Beethoven’s Symphonies: Nine Approaches to Art and Ideas, by Martin Geck, trans. by Stewart Spencer (Chicago: University of Chicago Press; 197 pp., $26.00). Beethoven wrote his nine symphonies between 1800 and 1824 at the height of the Romantic movement that overlapped the end of the Enlightenment. In Professor Geck’s opinion, the “First Symphony marks the beginning of a new period in the history of the symphony and arguably also in the history of classical music in general”; a period whose spiritual motto was, in Geck’s formulation, “Every rational person can advance society, and a person of genius can unhinge the world.”
For the Romantics, Geck says, creative genius comes against its own limitations when “contemptible everyday reality intrudes upon it.” Beethoven himself “goes to the very heart of this contradiction: the victories that his symphonies celebrate are hard won or else they are invoked by means of resources available only to music—especially his own.” The composer, who resented his princely patron the Archduke Rudolph of Austria for his hereditary status, admired Promethean figures like Napoléon Bonaparte and Philip of Macedon who realized their genius through their own efforts and compelled the world to recognize it to the point of self-comparison with them. “It’s a pity that I do not understand the art of war as well as I do the art of music,” Beethoven is reputed to have said of Napoléon. “I would conquer him!” Thus in the field of symphony and overture the composer’s work is notable for what Geck calls “gesture[s] of power” directed at the political and social conditions of the early 19th century but also, Geck argues, to “the idealized picture of classical antiquity in which statesmen were artists and philosophers or at least were inspired by such artists and philosophers to pursue loftier goals.” (Geck suspects that Beethoven had in mind at one time to be appointed Napoléon’s court composer.)
There is no doubt that the profession of faith that Beethoven addressed to Archduke Rudolph in 1819 sums up the whole spirit of the Age of Napoleon: “In the world of art, as in the whole of our great creation, freedom and progress are the main objectives.”
Beethoven considered himself the Napoléon of music.
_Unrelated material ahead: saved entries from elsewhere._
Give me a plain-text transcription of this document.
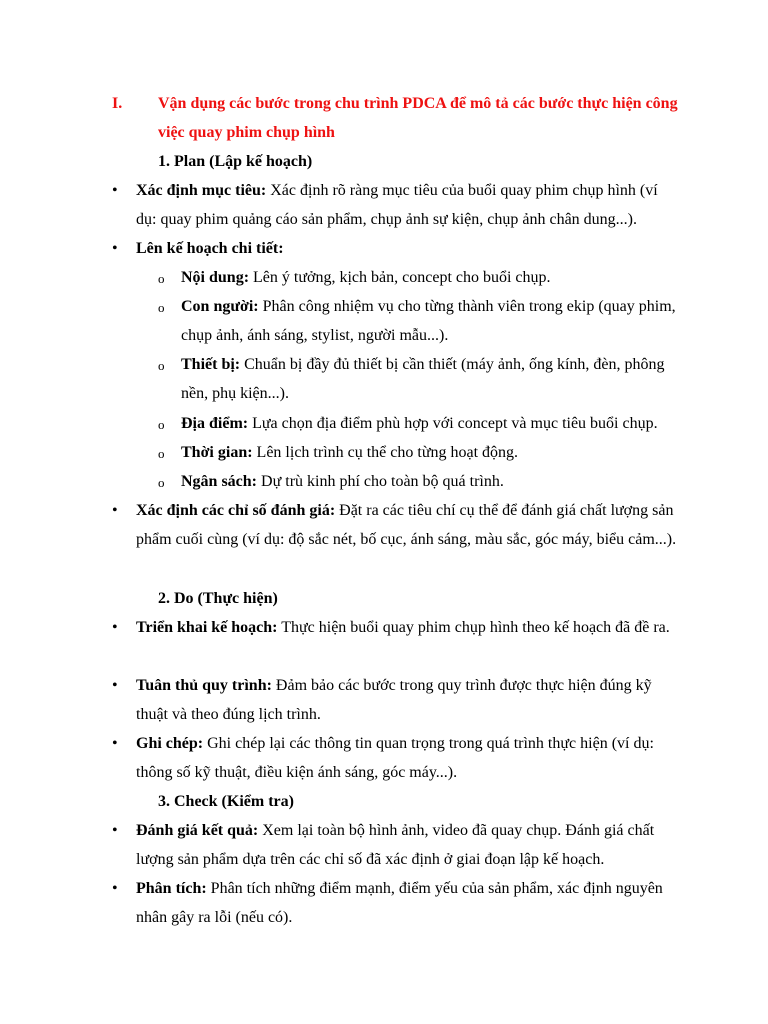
I. Vận dụng các bước trong chu trình PDCA để mô tả các bước thực hiện công việc quay phim chụp hình
1. Plan (Lập kế hoạch)
• Xác định mục tiêu: Xác định rõ ràng mục tiêu của buổi quay phim chụp hình (ví dụ: quay phim quảng cáo sản phẩm, chụp ảnh sự kiện, chụp ảnh chân dung...).
• Lên kế hoạch chi tiết:
o Nội dung: Lên ý tưởng, kịch bản, concept cho buổi chụp.
o Con người: Phân công nhiệm vụ cho từng thành viên trong ekip (quay phim, chụp ảnh, ánh sáng, stylist, người mẫu...).
o Thiết bị: Chuẩn bị đầy đủ thiết bị cần thiết (máy ảnh, ống kính, đèn, phông nền, phụ kiện...).
o Địa điểm: Lựa chọn địa điểm phù hợp với concept và mục tiêu buổi chụp.
o Thời gian: Lên lịch trình cụ thể cho từng hoạt động.
o Ngân sách: Dự trù kinh phí cho toàn bộ quá trình.
• Xác định các chỉ số đánh giá: Đặt ra các tiêu chí cụ thể để đánh giá chất lượng sản phẩm cuối cùng (ví dụ: độ sắc nét, bố cục, ánh sáng, màu sắc, góc máy, biểu cảm...).
2. Do (Thực hiện)
• Triển khai kế hoạch: Thực hiện buổi quay phim chụp hình theo kế hoạch đã đề ra.
• Tuân thủ quy trình: Đảm bảo các bước trong quy trình được thực hiện đúng kỹ thuật và theo đúng lịch trình.
• Ghi chép: Ghi chép lại các thông tin quan trọng trong quá trình thực hiện (ví dụ: thông số kỹ thuật, điều kiện ánh sáng, góc máy...).
3. Check (Kiểm tra)
• Đánh giá kết quả: Xem lại toàn bộ hình ảnh, video đã quay chụp. Đánh giá chất lượng sản phẩm dựa trên các chỉ số đã xác định ở giai đoạn lập kế hoạch.
• Phân tích: Phân tích những điểm mạnh, điểm yếu của sản phẩm, xác định nguyên nhân gây ra lỗi (nếu có).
A perceptive visitor once remarked, “Is that not called action with you: composition?”
The greater part of Geck’s book is taken up by an investigation into Beethoven’s compositional and developmental strategies as a symphonic composer, strategies that were misapprehended in his time and have been since.
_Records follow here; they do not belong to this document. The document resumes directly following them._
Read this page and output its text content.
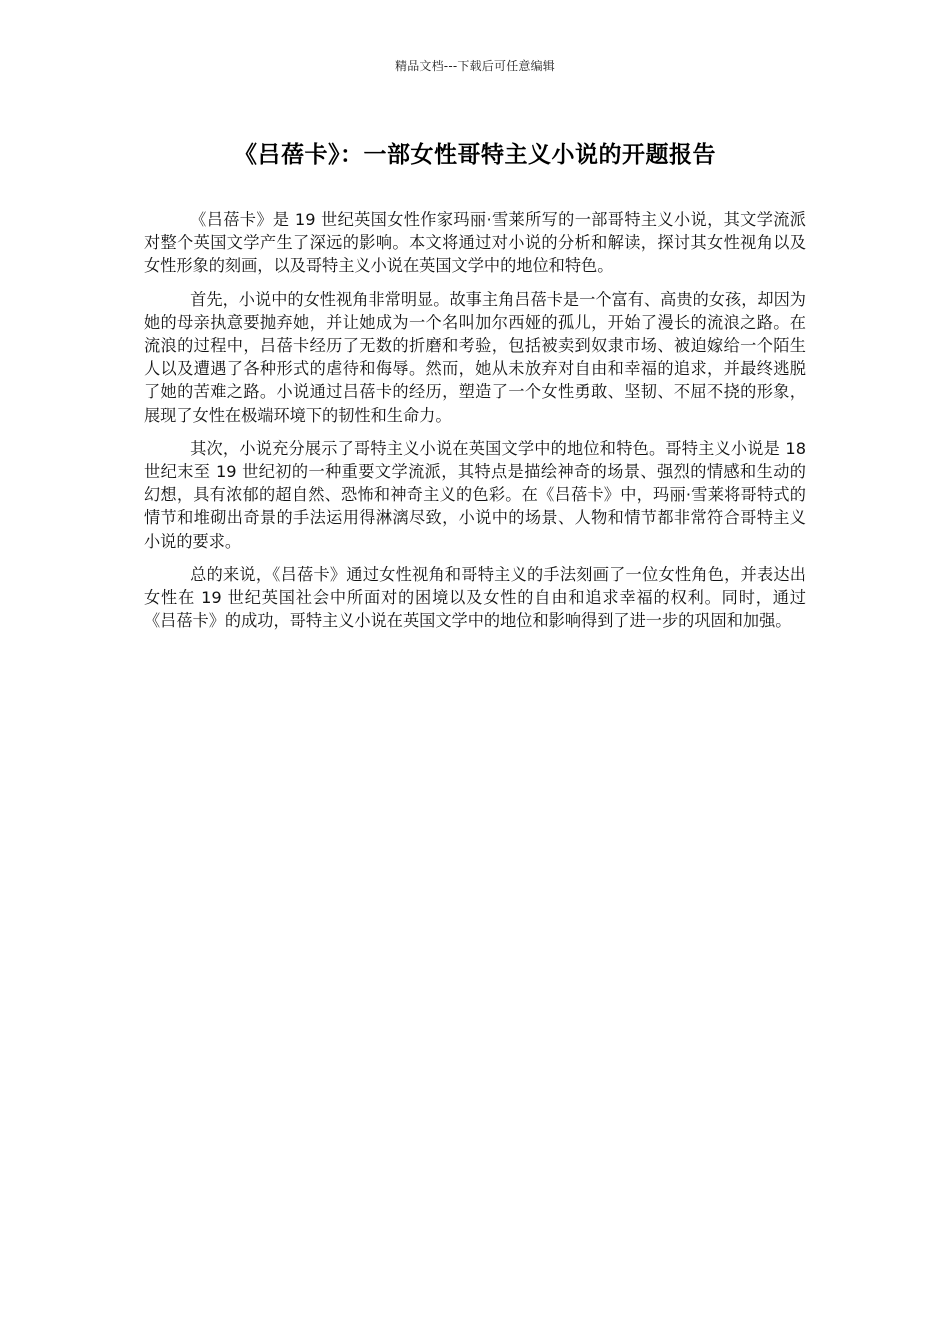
精品文档---下载后可任意编辑
《吕蓓卡》：一部女性哥特主义小说的开题报告

《吕蓓卡》是 19 世纪英国女性作家玛丽·雪莱所写的一部哥特主义小说，其文学流派对整个英国文学产生了深远的影响。本文将通过对小说的分析和解读，探讨其女性视角以及女性形象的刻画，以及哥特主义小说在英国文学中的地位和特色。

首先，小说中的女性视角非常明显。故事主角吕蓓卡是一个富有、高贵的女孩，却因为她的母亲执意要抛弃她，并让她成为一个名叫加尔西娅的孤儿，开始了漫长的流浪之路。在流浪的过程中，吕蓓卡经历了无数的折磨和考验，包括被卖到奴隶市场、被迫嫁给一个陌生人以及遭遇了各种形式的虐待和侮辱。然而，她从未放弃对自由和幸福的追求，并最终逃脱了她的苦难之路。小说通过吕蓓卡的经历，塑造了一个女性勇敢、坚韧、不屈不挠的形象，展现了女性在极端环境下的韧性和生命力。

其次，小说充分展示了哥特主义小说在英国文学中的地位和特色。哥特主义小说是 18 世纪末至 19 世纪初的一种重要文学流派，其特点是描绘神奇的场景、强烈的情感和生动的幻想，具有浓郁的超自然、恐怖和神奇主义的色彩。在《吕蓓卡》中，玛丽·雪莱将哥特式的情节和堆砌出奇景的手法运用得淋漓尽致，小说中的场景、人物和情节都非常符合哥特主义小说的要求。

总的来说，《吕蓓卡》通过女性视角和哥特主义的手法刻画了一位女性角色，并表达出女性在 19 世纪英国社会中所面对的困境以及女性的自由和追求幸福的权利。同时，通过《吕蓓卡》的成功，哥特主义小说在英国文学中的地位和影响得到了进一步的巩固和加强。
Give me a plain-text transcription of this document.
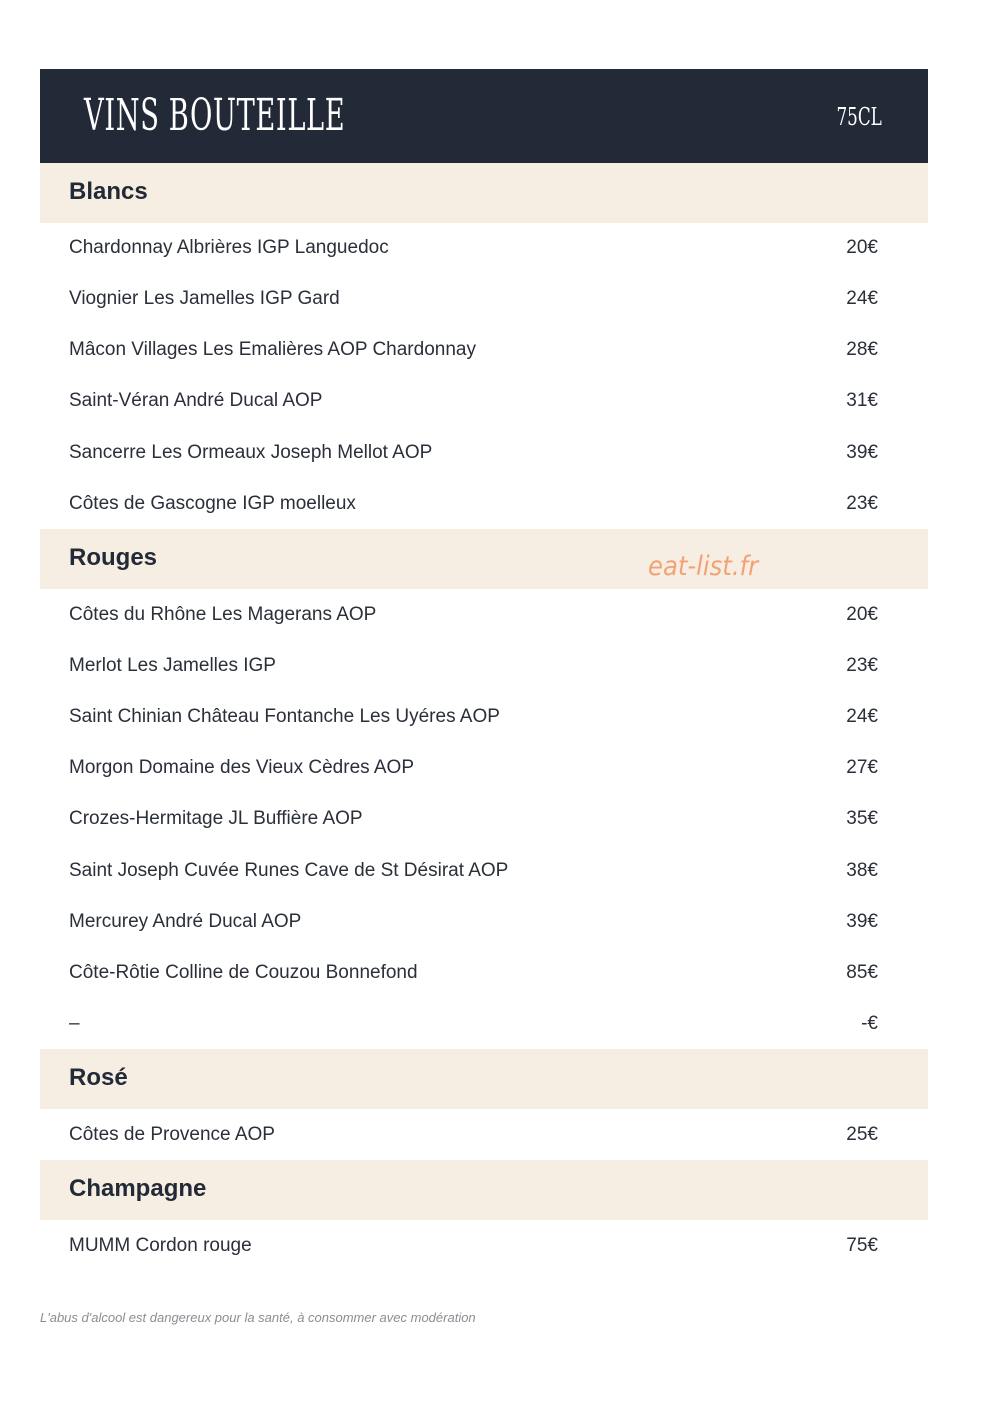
VINS BOUTEILLE	75CL
Blancs
Chardonnay Albrières IGP Languedoc	20€
Viognier Les Jamelles IGP Gard	24€
Mâcon Villages Les Emalières AOP Chardonnay	28€
Saint-Véran André Ducal AOP	31€
Sancerre Les Ormeaux Joseph Mellot AOP	39€
Côtes de Gascogne IGP moelleux	23€
Rouges	eat-list.fr
Côtes du Rhône Les Magerans AOP	20€
Merlot Les Jamelles IGP	23€
Saint Chinian Château Fontanche Les Uyéres AOP	24€
Morgon Domaine des Vieux Cèdres AOP	27€
Crozes-Hermitage JL Buffière AOP	35€
Saint Joseph Cuvée Runes Cave de St Désirat AOP	38€
Mercurey André Ducal AOP	39€
Côte-Rôtie Colline de Couzou Bonnefond	85€
–	-€
Rosé
Côtes de Provence AOP	25€
Champagne
MUMM Cordon rouge	75€
L'abus d'alcool est dangereux pour la santé, à consommer avec modération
[W]hat was so new about Beethoven’s symphonic style was not just its greater symphonic weight but a musical language highly differentiated in terms of detail and far more varied in terms of its semantics—what it was trying to say—than that of any of his predecessors.
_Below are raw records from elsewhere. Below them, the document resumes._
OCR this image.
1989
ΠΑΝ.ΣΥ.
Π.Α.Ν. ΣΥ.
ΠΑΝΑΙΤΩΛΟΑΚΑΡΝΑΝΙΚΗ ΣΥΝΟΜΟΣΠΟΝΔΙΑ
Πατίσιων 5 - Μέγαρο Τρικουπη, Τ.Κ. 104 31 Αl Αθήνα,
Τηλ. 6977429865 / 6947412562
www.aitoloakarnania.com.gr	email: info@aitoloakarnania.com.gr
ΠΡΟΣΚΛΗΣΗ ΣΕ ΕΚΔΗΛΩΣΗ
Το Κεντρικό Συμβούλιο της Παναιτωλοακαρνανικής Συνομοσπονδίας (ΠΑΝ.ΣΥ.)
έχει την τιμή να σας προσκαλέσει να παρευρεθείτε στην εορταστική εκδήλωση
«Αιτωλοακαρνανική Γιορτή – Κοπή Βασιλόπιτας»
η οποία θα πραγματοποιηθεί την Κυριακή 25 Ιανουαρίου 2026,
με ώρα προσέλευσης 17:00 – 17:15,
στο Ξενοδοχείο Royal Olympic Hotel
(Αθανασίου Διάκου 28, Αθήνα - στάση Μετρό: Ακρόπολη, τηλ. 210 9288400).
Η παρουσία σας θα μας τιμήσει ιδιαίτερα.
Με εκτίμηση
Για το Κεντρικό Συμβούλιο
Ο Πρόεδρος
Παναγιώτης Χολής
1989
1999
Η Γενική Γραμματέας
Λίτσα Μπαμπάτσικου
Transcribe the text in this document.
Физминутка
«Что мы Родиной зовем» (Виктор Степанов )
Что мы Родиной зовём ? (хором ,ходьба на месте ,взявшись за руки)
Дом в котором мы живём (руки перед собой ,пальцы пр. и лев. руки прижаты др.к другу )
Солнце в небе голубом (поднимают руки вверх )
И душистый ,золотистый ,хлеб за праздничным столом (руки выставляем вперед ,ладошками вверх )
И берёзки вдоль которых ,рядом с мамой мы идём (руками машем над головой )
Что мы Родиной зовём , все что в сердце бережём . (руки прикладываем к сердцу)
Geck analyzes all nine symphonies in the order of their composition to explain their structures and their nearly unfathomable complexities. His analyses are always insightful and sophisticated but not terribly technical, and relatively easy for readers who are not themselves musicians to grasp. The concluding chapter, dealing with the Ninth Symphony, is superb. Here the fourth movement, the choral treatment of Schiller’s “Ode to Joy,” has always been of special note, even controversial, for its inclusion in an orchestral work.
The final movements of the Third, Fifth, Sixth, and Seventh Symphonies had all set out to demonstrate that the age of salvation had dawned, but even if they had failed to achieve this aim, then a choral final, no matter how monumental, could hardly be expected to do so.
Yet Geck, in a way, gives the last word on the matter to Ernst Bloch, who wrote that the “true finale” of the Ninth is really the Adagio, the third movement, one of the “slow miracles of music” that “aim beyond time, therefore also beyond passing away.”
The accomplishment of this superb small book is nothing less than to explain what makes Beethoven Beethoven.
Benjamin Franklin and the Quaker Murders, by John Harmon McElroy (Tucson: Penmore Press; 249 pp., $18.95). In Philadelphia in the year 1785, the bodies of two murdered women are discovered on the property of a Quaker stonecutter. Public opinion holds that the stonecutter, Maul, must be guilty of the crimes. Benjamin Franklin thinks otherwise. Being too old, at the age of 79, to do the legwork himself, he hires Capt. James Jamieson, wounded in action during the American Revolution, to investigate the case under his direction, the two men meeting at regular intervals to consult on the Captain’s findings and their significance, discoveries that point finally to a different culprit for whom Franklin devises a punishment to fit the crime. McElroy’s idea is an original one, and his plot engaging.